Does anyone remember a show on NBC called “Empty Nest”?
Well, I ask because in the “Empty Nest,” there was a character named Charly Dietz (played by David Leisure as you just saw on the clip).
He was supposed to be some kind of sleazy cruise captain (who probably follows in the vein of lots of other characters who happen to be sleazy, inept, swinging bachelors in definite need of antibiotics, i.e: Quagmire, Howard Borden, Dan Fielding, etc) who would pop in and out of the lives of the main characters. The “Empty Nest” character’s names elude me, but I do remember one being a neurotic head case, and the other being some kind of lesbian cop (who for years I swore was Atreyu on “The Never Ending Story”)…
Okay, Kristy McNichole is not a gay, but Matt Dillion WAS prettier than her, right?
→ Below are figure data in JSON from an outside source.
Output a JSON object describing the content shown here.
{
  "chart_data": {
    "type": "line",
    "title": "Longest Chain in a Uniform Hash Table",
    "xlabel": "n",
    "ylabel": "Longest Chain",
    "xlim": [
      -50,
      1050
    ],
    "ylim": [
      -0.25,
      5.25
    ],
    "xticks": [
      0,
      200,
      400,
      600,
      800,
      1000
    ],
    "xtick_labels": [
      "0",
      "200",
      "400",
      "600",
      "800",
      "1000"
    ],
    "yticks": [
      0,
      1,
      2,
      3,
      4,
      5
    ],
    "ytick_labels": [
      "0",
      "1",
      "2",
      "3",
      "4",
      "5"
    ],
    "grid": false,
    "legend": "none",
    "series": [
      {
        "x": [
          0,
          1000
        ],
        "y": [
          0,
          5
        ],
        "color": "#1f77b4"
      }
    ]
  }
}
For whatever reason, the tidbit I remember is Charley being really happy that his personalized licence plates have finally arrived. He says his plates will tell everyone about him(in six letters). He’s a “Sea Lover.”
He holds it up and it reads: CLOVER. (Har har.)
The gag during the rest of the episode (whatever it was about), was Charley trying to convince everyone his plate is not CLOVER, but C-Lover.
Well, I bring this up because I wonder if maybe Abrams saw that episode. I’m kind of really hoping he did, and that I’m not just pulling at air trying to find something interesting about his terrible movie.
Yeah yeah, he tells people the name was inspired by “the freeway exit and airport near his Santa Monica office,” but wouldn’t it be nice if it also had something to do with his crappy monster being a sea lover? Eh eh eh?
Plus, the monster had crabs falling off it self. Crabs people! Hello, is that not something that would happen to someone who had C-Lover vanity type plates? I’m just saying.
Oh well, my overall verdict of the film right?
Earlier I said I had a bad feeling about it right? And how I wanted to be proven wrong…WELL.
That has yet to happen people.
Cloverfield was a bad movie. In the words of the one so-so character Hud, “It’s a terrible thing.” (I might even be getting his quote wrong actually, but eh well).
I give it a C- grade rating at most. And I only it give it that letter because I’m still talking Crap about it(and I want to stay in tune with C-lover).
What didn’t I like about it? The short list?
The story was lame. A plot/love story that was almost as inept as any chance of a steady shot through out the entire film. It was not The American Godzilla it aimed to be. It wasn’t even really a monster movie. More like a cheap high school soap play that happened to have a monster tearing up the city in the back ground. Anything could have easily replaced the monster really. An earthquake, a gang of terrorist, a giant marshmallow, whatever.
The dialogue was crap. Maybe the camera made them nervous, maybe it was a theme they were going for, who knows…none of it felt remotely natural or real.
And sure, Shakespeare doesn’t feel natural, but there’s something to it you know.
It’s deep stuff right?
Speaking of deep…the characters. Putting it mildly, these cardboard cut out New York hipsters had the kind of depth even toddlers wouldn’t dip their feet into. And omigod the main guy–he sucked sooooooooo much. He is like a poor man’s Michael Vartan (who’s name I only now know because I looked him up specifically to prove how much better he is than the Cloverfield guy.) except he’s super annoying. And, my god he couldn’t deliver emotion if he had a hat that said Dominoes on it…uggh.
Oh and don’t get me started on…you know what?
There are loads of reviews out there, pick one and run with it, just don’t run with a camera PLEASE.
C the movie if you want, don’t C it. Just don’t expect too much I guess. And if you’re prone to C (sea) sickness, take some Dramamine.